Matt Cashore-USA TODAY Sports

OFD Films II

Playing quarterback is hard. Opposing coaches are constantly trying to confuse you. Your own coaches yell at you. Players on the other team want to hit you and every decision you make is scrutinized.

The Fiesta bowl offered an opportunity (via the Sky Cam) to see plays unfold from the perspective of the quarterback.  Through the miracle of technology and the gift that is the OFD film room, we are going to break down a play through the eyes of the quarterback. The good news is that you can do this from the safety of your own home. No one will yell at you, second guess you, or hit you (unless you are into that sort of thing, but that's your business).

From here on, you are Notre Dame's starting quarterback. Playing in the Fiesta Bowl. Against the defending national champions. In front of thousands of fans, and a national TV audience. May the luck of the Irish be with you.... you're going to need it.

Pre -Snap

The first thing you need to do as quarterback is understand the situation. There is a sense of urgency. Your team is down by three scores and there is about a minute left in the half. You need to go fast and put points on the board.

We'll start with the traditional TV view of the play so you can get a sense of what everyone is doing. In this case, you will have deep patterns to your left and underneath patterns over the middle and to your right (blue lines).

Note the alignment of the secondary, the two corners are starting to backpedal and get depth.

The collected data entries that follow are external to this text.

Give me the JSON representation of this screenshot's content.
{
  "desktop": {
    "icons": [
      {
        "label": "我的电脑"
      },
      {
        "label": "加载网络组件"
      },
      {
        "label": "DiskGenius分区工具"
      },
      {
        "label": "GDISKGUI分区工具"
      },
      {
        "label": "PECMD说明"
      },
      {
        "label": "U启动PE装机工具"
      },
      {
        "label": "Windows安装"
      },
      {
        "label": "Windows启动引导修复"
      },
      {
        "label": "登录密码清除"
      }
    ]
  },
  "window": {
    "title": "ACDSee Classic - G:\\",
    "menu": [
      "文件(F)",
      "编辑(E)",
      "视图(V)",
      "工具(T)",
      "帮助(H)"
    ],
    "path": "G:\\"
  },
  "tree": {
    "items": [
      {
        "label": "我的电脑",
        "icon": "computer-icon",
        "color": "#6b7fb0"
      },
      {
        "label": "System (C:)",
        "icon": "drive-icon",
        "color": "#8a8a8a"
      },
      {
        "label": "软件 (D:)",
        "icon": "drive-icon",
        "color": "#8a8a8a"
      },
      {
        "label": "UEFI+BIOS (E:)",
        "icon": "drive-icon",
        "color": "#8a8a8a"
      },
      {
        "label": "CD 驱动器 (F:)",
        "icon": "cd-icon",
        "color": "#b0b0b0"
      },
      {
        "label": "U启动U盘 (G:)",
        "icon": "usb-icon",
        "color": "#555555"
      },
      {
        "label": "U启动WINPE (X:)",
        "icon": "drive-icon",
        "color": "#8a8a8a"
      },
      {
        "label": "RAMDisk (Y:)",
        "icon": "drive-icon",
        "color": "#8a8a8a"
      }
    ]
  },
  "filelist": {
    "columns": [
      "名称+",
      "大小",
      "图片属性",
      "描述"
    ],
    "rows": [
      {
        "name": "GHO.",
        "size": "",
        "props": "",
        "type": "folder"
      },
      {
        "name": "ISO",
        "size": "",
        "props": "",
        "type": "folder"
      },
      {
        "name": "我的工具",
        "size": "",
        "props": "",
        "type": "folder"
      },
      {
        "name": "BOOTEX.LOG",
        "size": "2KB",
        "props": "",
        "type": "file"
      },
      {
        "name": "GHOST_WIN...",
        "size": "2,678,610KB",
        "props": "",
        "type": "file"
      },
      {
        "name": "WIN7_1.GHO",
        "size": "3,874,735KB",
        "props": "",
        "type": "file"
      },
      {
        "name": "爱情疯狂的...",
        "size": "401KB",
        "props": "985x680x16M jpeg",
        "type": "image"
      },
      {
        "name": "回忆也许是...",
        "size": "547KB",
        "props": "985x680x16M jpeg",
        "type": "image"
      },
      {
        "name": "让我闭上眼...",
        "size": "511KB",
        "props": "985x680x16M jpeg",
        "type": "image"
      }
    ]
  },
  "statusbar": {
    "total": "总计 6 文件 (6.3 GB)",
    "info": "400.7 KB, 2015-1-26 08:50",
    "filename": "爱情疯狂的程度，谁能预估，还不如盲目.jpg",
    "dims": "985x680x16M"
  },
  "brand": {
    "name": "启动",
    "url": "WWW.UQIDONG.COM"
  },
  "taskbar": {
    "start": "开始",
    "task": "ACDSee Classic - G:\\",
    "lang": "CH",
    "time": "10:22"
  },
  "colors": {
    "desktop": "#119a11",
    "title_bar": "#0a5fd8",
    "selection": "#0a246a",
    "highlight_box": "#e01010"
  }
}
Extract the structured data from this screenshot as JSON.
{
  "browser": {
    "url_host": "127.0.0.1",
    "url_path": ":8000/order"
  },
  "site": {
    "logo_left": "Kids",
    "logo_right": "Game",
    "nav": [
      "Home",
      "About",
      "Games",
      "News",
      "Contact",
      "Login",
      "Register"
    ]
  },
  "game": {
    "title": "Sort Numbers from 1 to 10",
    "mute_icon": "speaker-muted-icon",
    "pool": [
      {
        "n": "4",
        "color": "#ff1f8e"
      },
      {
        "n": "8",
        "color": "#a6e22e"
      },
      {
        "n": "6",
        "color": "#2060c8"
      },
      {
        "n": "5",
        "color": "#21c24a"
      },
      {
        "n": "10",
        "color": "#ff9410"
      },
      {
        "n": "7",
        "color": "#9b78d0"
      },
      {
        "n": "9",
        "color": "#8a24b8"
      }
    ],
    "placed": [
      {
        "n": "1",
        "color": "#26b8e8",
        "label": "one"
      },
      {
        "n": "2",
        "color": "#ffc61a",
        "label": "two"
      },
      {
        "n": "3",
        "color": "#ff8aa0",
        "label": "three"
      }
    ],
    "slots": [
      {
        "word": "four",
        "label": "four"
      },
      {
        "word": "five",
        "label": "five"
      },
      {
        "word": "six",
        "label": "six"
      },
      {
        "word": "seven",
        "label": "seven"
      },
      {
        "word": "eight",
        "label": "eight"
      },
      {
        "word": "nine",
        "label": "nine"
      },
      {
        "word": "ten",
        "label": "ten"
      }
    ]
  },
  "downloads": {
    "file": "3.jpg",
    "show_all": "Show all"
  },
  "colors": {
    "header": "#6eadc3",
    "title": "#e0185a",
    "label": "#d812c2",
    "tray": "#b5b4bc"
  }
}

One of the safeties is already deep and the other appears to be headed backwards (red arrows). What does that tell you? Are you favouring the deep patterns or the underneath patterns at this point?

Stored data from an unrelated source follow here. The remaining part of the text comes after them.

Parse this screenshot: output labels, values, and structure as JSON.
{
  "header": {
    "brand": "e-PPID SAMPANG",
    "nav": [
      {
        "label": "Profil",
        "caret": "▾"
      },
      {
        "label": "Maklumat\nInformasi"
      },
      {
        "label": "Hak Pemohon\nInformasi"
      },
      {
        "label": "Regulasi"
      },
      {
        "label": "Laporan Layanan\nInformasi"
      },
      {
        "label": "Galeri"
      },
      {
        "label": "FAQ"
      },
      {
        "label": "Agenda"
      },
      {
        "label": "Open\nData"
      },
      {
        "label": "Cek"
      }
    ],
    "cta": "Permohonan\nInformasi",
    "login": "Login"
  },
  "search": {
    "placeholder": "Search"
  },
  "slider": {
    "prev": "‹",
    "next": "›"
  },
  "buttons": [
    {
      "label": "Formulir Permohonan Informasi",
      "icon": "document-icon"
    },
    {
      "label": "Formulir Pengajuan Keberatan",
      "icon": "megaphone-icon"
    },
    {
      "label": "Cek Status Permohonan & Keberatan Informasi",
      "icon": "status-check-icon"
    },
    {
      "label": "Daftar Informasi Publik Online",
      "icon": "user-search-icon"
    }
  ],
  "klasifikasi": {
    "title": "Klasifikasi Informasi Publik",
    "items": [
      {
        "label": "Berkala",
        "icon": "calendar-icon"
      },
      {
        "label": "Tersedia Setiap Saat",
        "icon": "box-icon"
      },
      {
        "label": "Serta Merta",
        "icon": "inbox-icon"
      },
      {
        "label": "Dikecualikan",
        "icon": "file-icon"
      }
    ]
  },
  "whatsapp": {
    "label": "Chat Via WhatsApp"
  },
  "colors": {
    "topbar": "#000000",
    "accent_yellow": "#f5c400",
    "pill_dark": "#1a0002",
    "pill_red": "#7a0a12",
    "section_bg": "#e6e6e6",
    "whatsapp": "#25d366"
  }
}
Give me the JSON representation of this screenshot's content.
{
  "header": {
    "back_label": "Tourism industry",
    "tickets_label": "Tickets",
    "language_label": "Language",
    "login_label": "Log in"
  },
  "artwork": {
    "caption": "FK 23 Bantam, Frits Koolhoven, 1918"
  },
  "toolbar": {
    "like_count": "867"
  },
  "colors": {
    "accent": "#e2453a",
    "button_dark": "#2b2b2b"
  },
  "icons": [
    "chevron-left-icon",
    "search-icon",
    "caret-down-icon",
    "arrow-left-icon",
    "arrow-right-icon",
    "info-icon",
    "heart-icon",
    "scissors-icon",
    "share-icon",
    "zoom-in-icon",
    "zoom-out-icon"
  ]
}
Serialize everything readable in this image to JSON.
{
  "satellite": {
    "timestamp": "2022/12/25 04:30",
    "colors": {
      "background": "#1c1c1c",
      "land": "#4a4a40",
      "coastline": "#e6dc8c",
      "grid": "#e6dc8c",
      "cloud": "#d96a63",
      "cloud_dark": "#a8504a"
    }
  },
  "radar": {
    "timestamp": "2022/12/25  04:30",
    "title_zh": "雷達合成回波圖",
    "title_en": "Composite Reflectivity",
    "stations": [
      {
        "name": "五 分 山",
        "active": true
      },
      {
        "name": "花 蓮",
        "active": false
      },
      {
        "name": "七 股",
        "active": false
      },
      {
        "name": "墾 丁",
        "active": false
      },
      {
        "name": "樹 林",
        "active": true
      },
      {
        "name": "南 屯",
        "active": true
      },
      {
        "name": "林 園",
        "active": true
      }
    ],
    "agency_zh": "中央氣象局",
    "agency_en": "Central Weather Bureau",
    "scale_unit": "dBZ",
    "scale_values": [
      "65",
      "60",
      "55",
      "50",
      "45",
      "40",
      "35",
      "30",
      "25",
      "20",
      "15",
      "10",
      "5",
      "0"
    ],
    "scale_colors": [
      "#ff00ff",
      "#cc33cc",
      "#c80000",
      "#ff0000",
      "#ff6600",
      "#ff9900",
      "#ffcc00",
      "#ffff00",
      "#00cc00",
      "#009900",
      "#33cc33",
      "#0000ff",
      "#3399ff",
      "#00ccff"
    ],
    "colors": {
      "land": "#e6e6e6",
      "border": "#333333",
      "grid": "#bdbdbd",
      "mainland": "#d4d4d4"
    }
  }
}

Because you are going fast, the defense is scrambling to get into position (crimson circle). This is a good thing, but when you go fast it also means you need to make quick decisions. Before you snap the ball (and you need to snap it soon to take advantage of confusion on the defense) it is probably a good idea to make sure that the protection is right.

At this point it appears you are in pretty good shape. Ohio State has 4 linemen who will likely rush the passer (red arrows). It's possible that a linebacker will blitz (red star), but the numbers are still pretty good. You have 5 linemen blocking and your rookie running back will check blitz (in theory) before he releases.

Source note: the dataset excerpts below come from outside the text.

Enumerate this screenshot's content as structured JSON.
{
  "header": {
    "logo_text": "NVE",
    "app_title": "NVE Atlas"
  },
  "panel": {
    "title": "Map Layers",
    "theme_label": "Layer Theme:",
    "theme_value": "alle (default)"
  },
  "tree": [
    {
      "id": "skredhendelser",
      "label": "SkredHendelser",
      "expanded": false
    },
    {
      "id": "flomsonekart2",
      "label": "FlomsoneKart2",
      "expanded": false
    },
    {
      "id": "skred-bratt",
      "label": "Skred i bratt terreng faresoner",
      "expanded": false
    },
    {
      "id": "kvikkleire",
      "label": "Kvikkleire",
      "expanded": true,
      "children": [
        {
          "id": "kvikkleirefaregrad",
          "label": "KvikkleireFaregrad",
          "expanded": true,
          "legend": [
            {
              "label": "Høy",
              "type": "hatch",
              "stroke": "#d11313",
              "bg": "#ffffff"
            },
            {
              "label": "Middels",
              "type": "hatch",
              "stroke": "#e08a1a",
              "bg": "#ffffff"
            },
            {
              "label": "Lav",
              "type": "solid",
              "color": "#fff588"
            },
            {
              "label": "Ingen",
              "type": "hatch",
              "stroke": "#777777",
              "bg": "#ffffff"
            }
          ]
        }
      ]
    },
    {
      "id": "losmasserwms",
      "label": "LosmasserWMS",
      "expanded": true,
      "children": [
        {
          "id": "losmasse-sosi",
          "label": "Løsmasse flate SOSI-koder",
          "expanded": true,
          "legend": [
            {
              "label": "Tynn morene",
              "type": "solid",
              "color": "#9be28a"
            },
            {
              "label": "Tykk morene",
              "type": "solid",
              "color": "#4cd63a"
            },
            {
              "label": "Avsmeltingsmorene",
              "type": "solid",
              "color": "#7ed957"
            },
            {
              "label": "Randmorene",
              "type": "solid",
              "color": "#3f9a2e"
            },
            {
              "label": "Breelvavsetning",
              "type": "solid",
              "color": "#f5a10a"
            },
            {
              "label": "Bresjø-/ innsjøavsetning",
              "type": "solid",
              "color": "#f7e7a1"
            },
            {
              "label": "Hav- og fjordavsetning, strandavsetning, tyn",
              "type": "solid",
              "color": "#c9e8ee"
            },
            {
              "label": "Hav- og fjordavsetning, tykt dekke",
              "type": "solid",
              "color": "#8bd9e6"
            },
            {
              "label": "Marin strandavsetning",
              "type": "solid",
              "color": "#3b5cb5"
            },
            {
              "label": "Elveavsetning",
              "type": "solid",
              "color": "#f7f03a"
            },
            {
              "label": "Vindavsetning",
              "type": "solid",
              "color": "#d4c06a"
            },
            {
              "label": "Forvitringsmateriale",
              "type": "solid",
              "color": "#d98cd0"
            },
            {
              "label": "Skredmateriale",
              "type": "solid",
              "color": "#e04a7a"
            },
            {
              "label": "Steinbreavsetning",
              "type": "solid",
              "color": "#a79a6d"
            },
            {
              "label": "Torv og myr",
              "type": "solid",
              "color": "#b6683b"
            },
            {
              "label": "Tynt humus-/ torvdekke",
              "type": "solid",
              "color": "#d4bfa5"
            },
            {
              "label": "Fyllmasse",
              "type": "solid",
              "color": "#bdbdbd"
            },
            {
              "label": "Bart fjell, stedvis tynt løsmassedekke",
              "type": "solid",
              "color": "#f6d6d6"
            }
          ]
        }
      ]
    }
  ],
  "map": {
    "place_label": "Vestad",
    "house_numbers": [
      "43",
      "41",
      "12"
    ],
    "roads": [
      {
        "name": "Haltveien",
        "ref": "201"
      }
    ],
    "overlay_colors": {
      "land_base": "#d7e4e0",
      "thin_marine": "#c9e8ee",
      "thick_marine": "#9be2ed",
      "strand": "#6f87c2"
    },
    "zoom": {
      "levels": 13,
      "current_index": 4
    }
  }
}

Remember the pre-snap alignment where the secondary was starting to bail deep? Because of this, you automatically look to the right which is the side of the formation where you have an underneath pattern (blue line). Your post snap-read confirms that the corner is getting depth (red star). The safety (red arrow), is also deep.

There is a bit of a cushion between the corner and the receiver (red line). This is a timing pattern, so there can't be any hesitation. If you throw the ball late, it likely gets intercepted and returned for a touchdown, which would be game over.

Decision made. No time to waste. The ball is in the air (blue circle) before the receiver has made his break.

Of course your rookie tight end and arm chair quarterbacks across the country won't like the decision. Because your pre-snap read dictated you look to the right initially, the safety followed your eyes, and drifted in that direction (red arrow). This left a big gap in the middle of the field (yellow circle) leaving the tight end wide open (blue square).

So what should you have done on this play? If you looked to the tight end right away, the safety would have stayed in the middle and taken that pattern away. The only way to get this look would be to move the safety to the right with your eyes and then come back to the left and hit the tight end over the middle.  The problem is doing all of this takes time. You have a defensive lineman that is about to come free (black arrow) and therefore might not have the luxury of additional time to let the play develop.

It's hard to see, but the ball arrived on time and is in the hands of the receiver (blue circle). It's pretty clear that even a fraction of a second of hesitation would have resulted in an incompletion.

Final Thoughts

Even though you missed a chance for a big play, you did a good job. You made a logical pre-snap read and then confirmed that read post-snap. You threw the ball accurately, on time, and completed the pass. Well done, now it's time to get ready for the next play.